Igualmente em referência à Igreja: o bispado de São Luís, instituído em 1679, perdeu em 1719o vale do Amazonas, para o qual foi instituída em Belém uma alta jurisdição independente, de sorte que a sua diocese dali em diante se limitava a Maranhão e Piauí; o Ceará já fora antes colocado sob o bispado de Pernambuco, 1676.

Somente na organização judiciária conservava o Maranhão ainda a antiga alta soberania; a Relação de 2* instância, criada pela ordenação régia de 13 de maio de 1812, em São Luís, abrange até atualmente toda a extensão do antigo Estado do Maranhão, as cinco províncias: Ceará, Piauí, Maranhão, Pará e Alto Amazonas.

Quanto às circunstâncias internas do Maranhão, são, em geral, muito semelhante às da província vizinha, do Pará. O terreno, subindo gradativamente da costa para o planalto brasileiro interior, conserva ainda predominantes os característicos de mata virgem, pela qual se espalha bastante esporádica uma população de 360.000 (?) almas; todavia, firmou-se a colonização de preferência na ilha e na baía do Maranhão e seguiu depois o curso do Itapicuru, de onde vai aproximar-se, a leste, do rio Parnaíba, a oeste, do rio Meari. No Itapicuru está a única cidadezinha, Caxias das Aldeias Altas, fundada no princípio do século XVIII, no lugar de um aldeamento abandonado de índios; é a que, a par da capital, São Luís, merece de certo modo menção. Também aqui têm os produtos da mata virgem ainda gran-

de importância para a exportação; contudo, já predominam, como mercadorias de embarque, produtos da lavoura, principalmente algodão (no ano de 1854-55 o valor de sua exportação foi de 1.632 contos, num total de 2.017 contos); neste artigo o Maranhão tornou-se mesmo o principal território produtor do Brasil, ao passo que a produção do açúcar, que a princípio foi exercida com grande zelo, pode-se dizer que acabou. Embora já os brancos e os negros sejam relativamente em maior número na população, predomina ainda sempre a raça índia, na maioria Tapuias, meio civilizados, que se misturaram mais ou menos com os brancos e negros; contudo, também existem ao sul e a oeste do rio Meari tribos inteiramente selvagens, que dali vagueiam errantes, por Goiás e Pará a dentro.

Da história provincial do Maranhão, não temos mais nada para mencionar do tempo colonial; esgotado pelas revoluções internas do século XVII, constantemente enfraquecido pela emigração para. o vale do Amazonas, teve que perder a sua população a desembaraçada feição rebelde que a princípio apresentara, e, com a ordem pública, o prosseguimento da colonização não foi mais interrompido.
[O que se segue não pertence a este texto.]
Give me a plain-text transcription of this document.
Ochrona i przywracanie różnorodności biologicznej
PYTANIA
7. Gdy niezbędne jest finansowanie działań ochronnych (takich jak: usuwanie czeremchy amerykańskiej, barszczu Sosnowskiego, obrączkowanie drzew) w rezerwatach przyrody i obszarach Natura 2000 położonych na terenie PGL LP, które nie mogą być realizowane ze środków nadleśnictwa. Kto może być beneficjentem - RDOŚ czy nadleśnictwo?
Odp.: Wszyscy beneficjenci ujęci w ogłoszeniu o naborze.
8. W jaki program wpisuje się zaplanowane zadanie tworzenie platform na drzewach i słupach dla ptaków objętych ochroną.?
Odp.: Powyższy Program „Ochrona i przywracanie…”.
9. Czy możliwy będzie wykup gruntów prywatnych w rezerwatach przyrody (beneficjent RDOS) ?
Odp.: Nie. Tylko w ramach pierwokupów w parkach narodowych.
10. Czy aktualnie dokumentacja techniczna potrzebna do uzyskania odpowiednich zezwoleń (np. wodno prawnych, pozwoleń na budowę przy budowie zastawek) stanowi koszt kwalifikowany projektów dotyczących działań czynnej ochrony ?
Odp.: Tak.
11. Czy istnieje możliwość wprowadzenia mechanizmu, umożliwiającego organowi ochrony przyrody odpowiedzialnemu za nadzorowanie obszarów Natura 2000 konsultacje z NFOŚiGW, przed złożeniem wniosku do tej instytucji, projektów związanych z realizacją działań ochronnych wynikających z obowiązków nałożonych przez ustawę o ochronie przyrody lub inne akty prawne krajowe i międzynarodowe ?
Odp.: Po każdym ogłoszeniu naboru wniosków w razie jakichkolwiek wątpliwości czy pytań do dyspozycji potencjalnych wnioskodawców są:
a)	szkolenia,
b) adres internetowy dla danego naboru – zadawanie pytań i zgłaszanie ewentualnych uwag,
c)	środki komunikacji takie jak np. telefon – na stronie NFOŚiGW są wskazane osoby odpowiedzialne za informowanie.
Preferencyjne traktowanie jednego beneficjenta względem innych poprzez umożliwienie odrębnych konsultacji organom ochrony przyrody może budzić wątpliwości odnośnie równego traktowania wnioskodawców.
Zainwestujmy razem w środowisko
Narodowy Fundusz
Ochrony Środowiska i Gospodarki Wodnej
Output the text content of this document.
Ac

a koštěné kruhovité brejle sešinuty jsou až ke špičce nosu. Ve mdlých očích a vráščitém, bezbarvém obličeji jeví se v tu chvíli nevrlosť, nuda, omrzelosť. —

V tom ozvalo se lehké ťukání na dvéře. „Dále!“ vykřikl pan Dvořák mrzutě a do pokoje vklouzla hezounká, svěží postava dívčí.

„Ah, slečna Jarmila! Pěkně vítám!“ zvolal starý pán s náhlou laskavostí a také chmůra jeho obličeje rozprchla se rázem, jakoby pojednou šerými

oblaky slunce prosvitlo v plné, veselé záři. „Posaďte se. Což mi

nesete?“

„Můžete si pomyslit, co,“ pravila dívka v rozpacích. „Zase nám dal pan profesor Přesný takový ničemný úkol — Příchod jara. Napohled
Depois da declaração da independência do Brasil, a província ainda hesitou algum tempo em pronunciar-se; a capital, São Luís, submeteu-se somente ao novo imperador, quando uma esquadra brasileira, sob o comando de lorde Cochrane, chegou a seu porto, em 27 de agosto de 1823; e no interior, na pequena cidade de Caxias, as autoridades portuguesas, sob a proteção de um destacamento de tropas, sustentaram-se mesmo até 12 de agosto de 1824, quando pela capitulação lhes foi concedida retirada honrosa. Rebentaram então levantes internos; os chefes das tropas, que haviam combatido contra os portugueses, não quiseram reconhecer a autoridade do governo provincial recém-estabelecido, nem o presidente constitucional; este último, Miguel Bruce, brasileiro, mas de origem escocesa, procurou apoio na população de cor; e assim se defrontaram dois partidos, que arvoravam ambos a bandeira imperial de d. Pedro I, ao passo que se acusavam mutuamente de aspirações republicanas. Chegaram à aberta hostilidade, a que só pôs termo a intervenção de lorde Cochrane, quando ele, pela segunda vez, ancorou diante de São Luís, a 9 de novembro de 1824.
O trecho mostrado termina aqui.